Перед мысленным взором Олафа мелькнула оскорблённая поза Адилса, но следом тут же сверкнул дорогой меч и блестящая кольчуга.
У него будет время подумать. Он будет драться последним и время на раздумье есть.
Но тут Олаф вспомнил, что им предстоит поединок насмерть, и выбросил сомнения из головы. Ранить, не убив… на хольмганге такое стремление с таким бойцом, как Адилс, добром не кончается. Олаф-рус ещё не продолжил род (на гуляку Гальдерика не было никакой надежды, а остальные родственники или умерли, или были слишком стары для любовных забав), и потому не собирался покидать Срединный Мир раньше времени. И брать на себя добровольно клеймо труса, отказываясь от поединка, тоже не думал…
Драккары разошлись и стали с разных сторон подплывать к острову, делая большой круг. Стоило им повернуться кормой друг к другу, как на остальных кораблях громкий стук оружия по щитам возобновился, и радостные крики зрителей, исходивших душой от предчувствия грандиозного зрелища, были ему сопровождением.
Корабли с поединщиками делали такой большой круг, чтобы дать время: бойцам – размяться, а судьям – первыми взойти на остров. Драккары, везущие судей – многоопытных жрецов, искушённых во всех обычаях своей суровой страны – отделились от остальных и на всех вёслах поспешили к Острову Гордости. Оба судьи уже сообщили каждой из сторон радостную весть: небо будет мирным и безветренным весь день и потому ограничений по времени у бойцов нет. Больше бойцов были рады только зрители. Ведь случись сильный ветер и даже со спущенными парусами и поднятыми вёслами корабли так разметает, что пока они плывут к острову на доступное для глаз расстояние, все поединки могут закончиться.
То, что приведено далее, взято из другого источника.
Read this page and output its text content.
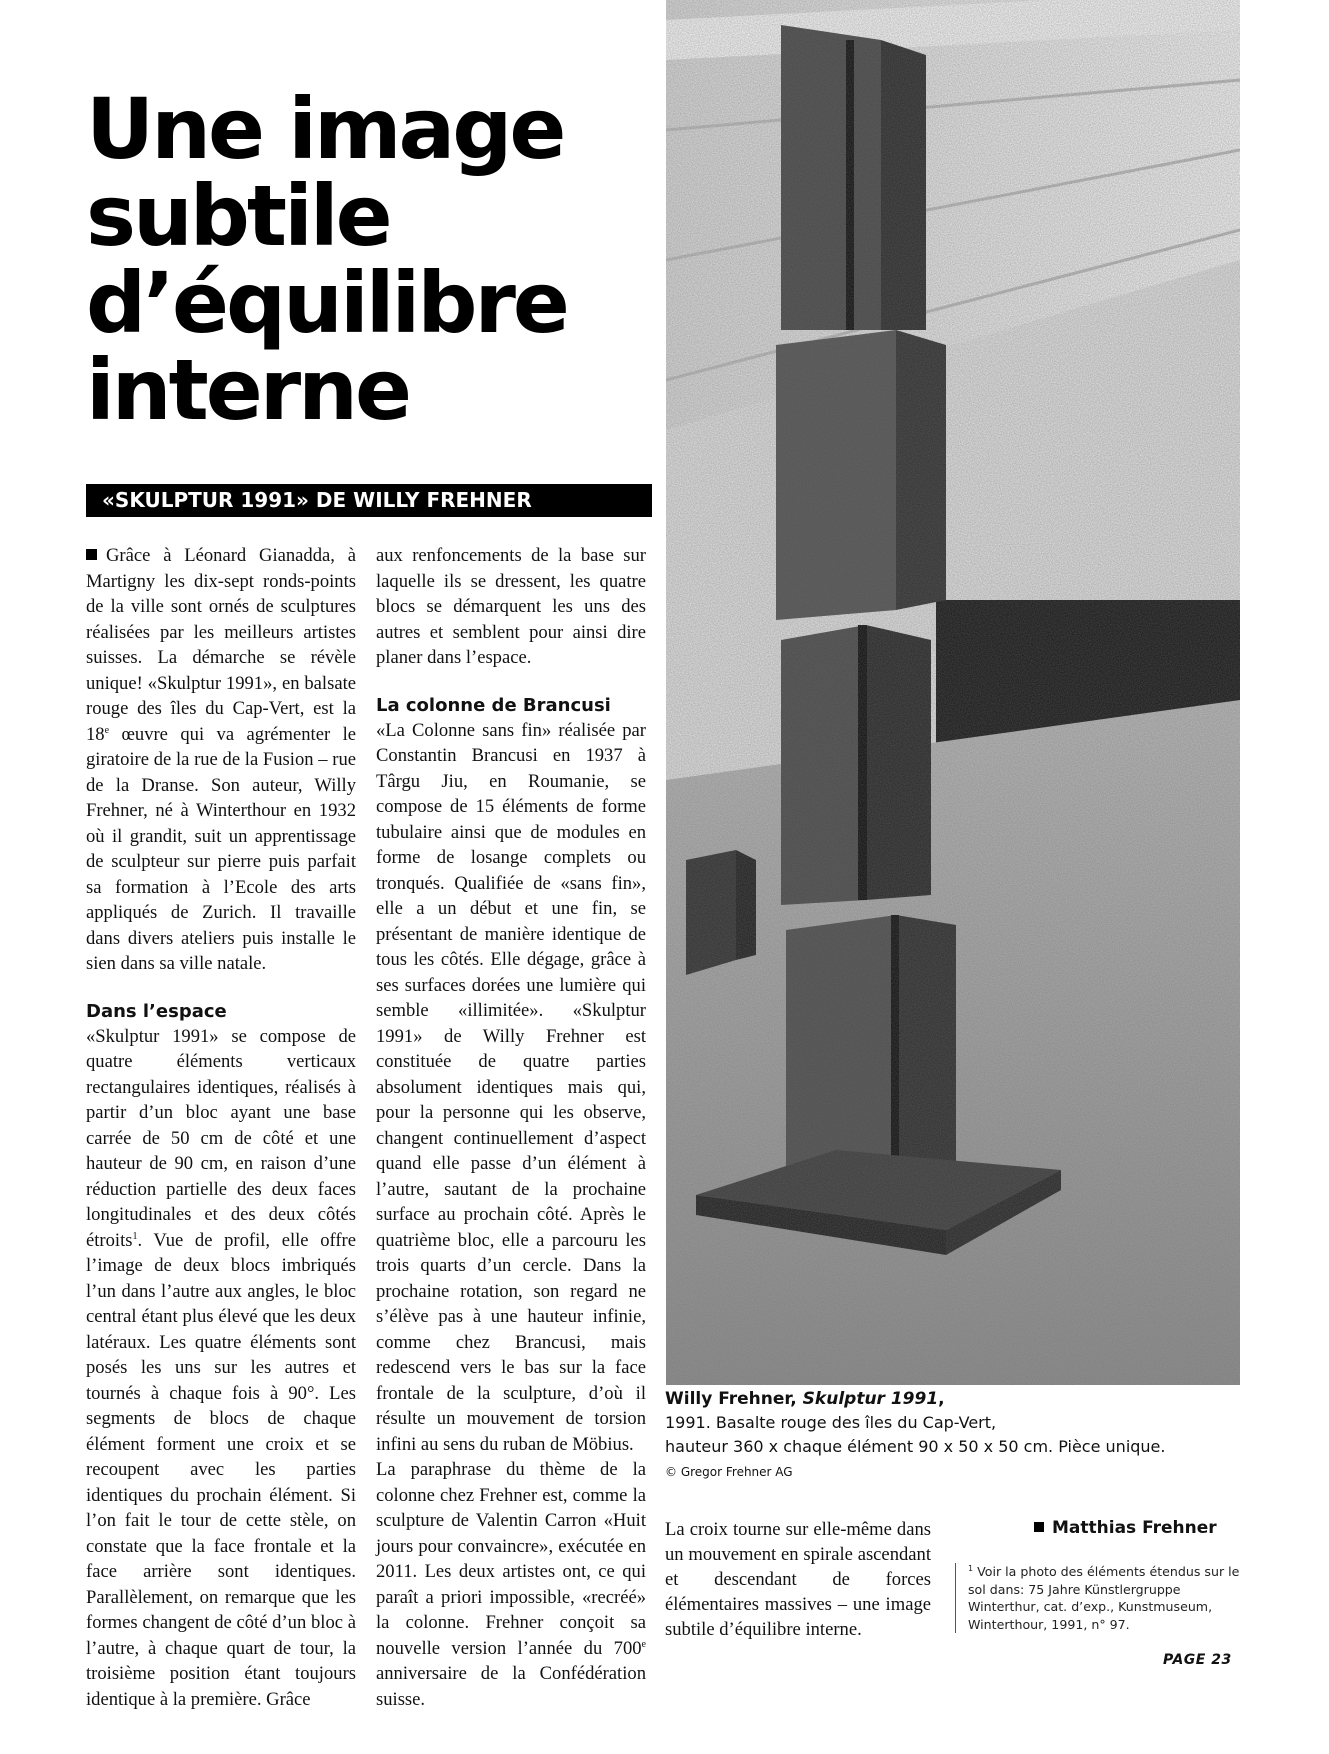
Une image
subtile
d’équilibre
interne
«SKULPTUR 1991» DE WILLY FREHNER

Grâce à Léonard Gianadda, à Martigny les dix-sept ronds-points de la ville sont ornés de sculptures réalisées par les meilleurs artistes suisses. La démarche se révèle unique! «Skulptur 1991», en balsate rouge des îles du Cap-Vert, est la 18e œuvre qui va agrémenter le giratoire de la rue de la Fusion – rue de la Dranse. Son auteur, Willy Frehner, né à Winterthour en 1932 où il grandit, suit un apprentissage de sculpteur sur pierre puis parfait sa formation à l’Ecole des arts appliqués de Zurich. Il travaille dans divers ateliers puis installe le sien dans sa ville natale.

Dans l’espace

«Skulptur 1991» se compose de quatre éléments verticaux rectangulaires identiques, réalisés à partir d’un bloc ayant une base carrée de 50 cm de côté et une hauteur de 90 cm, en raison d’une réduction partielle des deux faces longitudinales et des deux côtés étroits$^1$. Vue de profil, elle offre l’image de deux blocs imbriqués l’un dans l’autre aux angles, le bloc central étant plus élevé que les deux latéraux. Les quatre éléments sont posés les uns sur les autres et tournés à chaque fois à 90°. Les segments de blocs de chaque élément forment une croix et se recoupent avec les parties identiques du prochain élément. Si l’on fait le tour de cette stèle, on constate que la face frontale et la face arrière sont identiques. Parallèlement, on remarque que les formes changent de côté d’un bloc à l’autre, à chaque quart de tour, la troisième position étant toujours identique à la première. Grâce

aux renfoncements de la base sur laquelle ils se dressent, les quatre blocs se démarquent les uns des autres et semblent pour ainsi dire planer dans l’espace.

La colonne de Brancusi

«La Colonne sans fin» réalisée par Constantin Brancusi en 1937 à Târgu Jiu, en Roumanie, se compose de 15 éléments de forme tubulaire ainsi que de modules en forme de losange complets ou tronqués. Qualifiée de «sans fin», elle a un début et une fin, se présentant de manière identique de tous les côtés. Elle dégage, grâce à ses surfaces dorées une lumière qui semble «illimitée». «Skulptur 1991» de Willy Frehner est constituée de quatre parties absolument identiques mais qui, pour la personne qui les observe, changent continuellement d’aspect quand elle passe d’un élément à l’autre, sautant de la prochaine surface au prochain côté. Après le quatrième bloc, elle a parcouru les trois quarts d’un cercle. Dans la prochaine rotation, son regard ne s’élève pas à une hauteur infinie, comme chez Brancusi, mais redescend vers le bas sur la face frontale de la sculpture, d’où il résulte un mouvement de torsion infini au sens du ruban de Möbius.

La paraphrase du thème de la colonne chez Frehner est, comme la sculpture de Valentin Carron «Huit jours pour convaincre», exécutée en 2011. Les deux artistes ont, ce qui paraît a priori impossible, «recréé» la colonne. Frehner conçoit sa nouvelle version l’année du 700e anniversaire de la Confédération suisse.

Willy Frehner, Skulptur 1991,
1991. Basalte rouge des îles du Cap-Vert,
hauteur 360 x chaque élément 90 x 50 x 50 cm. Pièce unique.
© Gregor Frehner AG

La croix tourne sur elle-même dans un mouvement en spirale ascendant et descendant de forces élémentaires massives – une image subtile d’équilibre interne.

Matthias Frehner
$^1$ Voir la photo des éléments étendus sur le sol dans: 75 Jahre Künstlergruppe Winterthur, cat. d’exp., Kunstmuseum, Winterthour, 1991, n° 97.
PAGE 23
Судьи уже взобрались по верёвочной лестнице и вступили в спор о том, как правильней провести этот хольмганг, а драккары с поединщиками были ещё далеко. Олаф-рус, даже не будь вокруг стука оружия о щиты и криков взбудораженных зрителей, ничего бы не услышал с такого расстояния, но это ему и не требовалось. Он знал, о чём разговаривают судьи, потому что плохо помнил правила хольмганга только для старика без имени.
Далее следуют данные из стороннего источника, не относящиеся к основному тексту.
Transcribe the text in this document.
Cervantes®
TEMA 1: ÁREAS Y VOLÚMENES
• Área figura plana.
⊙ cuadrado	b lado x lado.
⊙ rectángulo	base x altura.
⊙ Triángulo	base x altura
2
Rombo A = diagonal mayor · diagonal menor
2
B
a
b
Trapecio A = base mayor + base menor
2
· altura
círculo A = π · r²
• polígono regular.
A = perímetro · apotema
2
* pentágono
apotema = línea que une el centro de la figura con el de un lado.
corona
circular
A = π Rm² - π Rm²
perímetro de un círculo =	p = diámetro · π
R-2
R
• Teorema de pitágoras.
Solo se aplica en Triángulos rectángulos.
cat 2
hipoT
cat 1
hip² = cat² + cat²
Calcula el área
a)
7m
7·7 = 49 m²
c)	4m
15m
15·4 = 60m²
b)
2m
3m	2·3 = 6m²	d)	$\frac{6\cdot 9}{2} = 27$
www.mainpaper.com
В этом хольмганге присутствовал лишь один спорный вопрос. Одна традиция требовала, чтобы бойцы дрались по старшинству, другая – чтобы восемь воинов с разным оружием сражались как один. То есть, как викинг, имеющий полное вооружение, сражается сперва копьём, потом секирой, потом мечом и затем, подобрав меч противника, двумя мечами сразу, так первыми на площадку для хольмганга должны были выйти Ваги Острослов и его противник, а потом уже и остальные. Олафу-русу было всё равно – они с Адилсом дрались последними в любом случае – но предчувствие ему подсказывало, что бой будет проведён по замыслу старика без имени. То есть Чёрные братья умирают в порядке старшинства… или одерживают назло старику один за другим славные победы.
Люди, от которых зависела жизнь Чёрных братьев, проводили последнюю тренировку. Для кого-то, учитывая славу противника, вполне возможно, последнюю в жизни. Точнее, тренировался один Флоси, пытаясь взмахами копья успокоить пожар, в который его душу вверг ехидный Ваги Острослов. Остальные ограничились короткой разминкой и сейчас с волнением в груди ждали прибытия к берегам Острова Гордости.
Гуннар Поединщик беззвучно шептал заклятия и истово целовал амулет с изображением Тора. Олаф-рус стоял неподвижно, вращая то в одну, то в другую сторону кистями опущенных рук. Эрик Одержимый, пережёвывая лошадиную порцию шалых трав, равнодушно натачивал лезвие и без того острой секиры.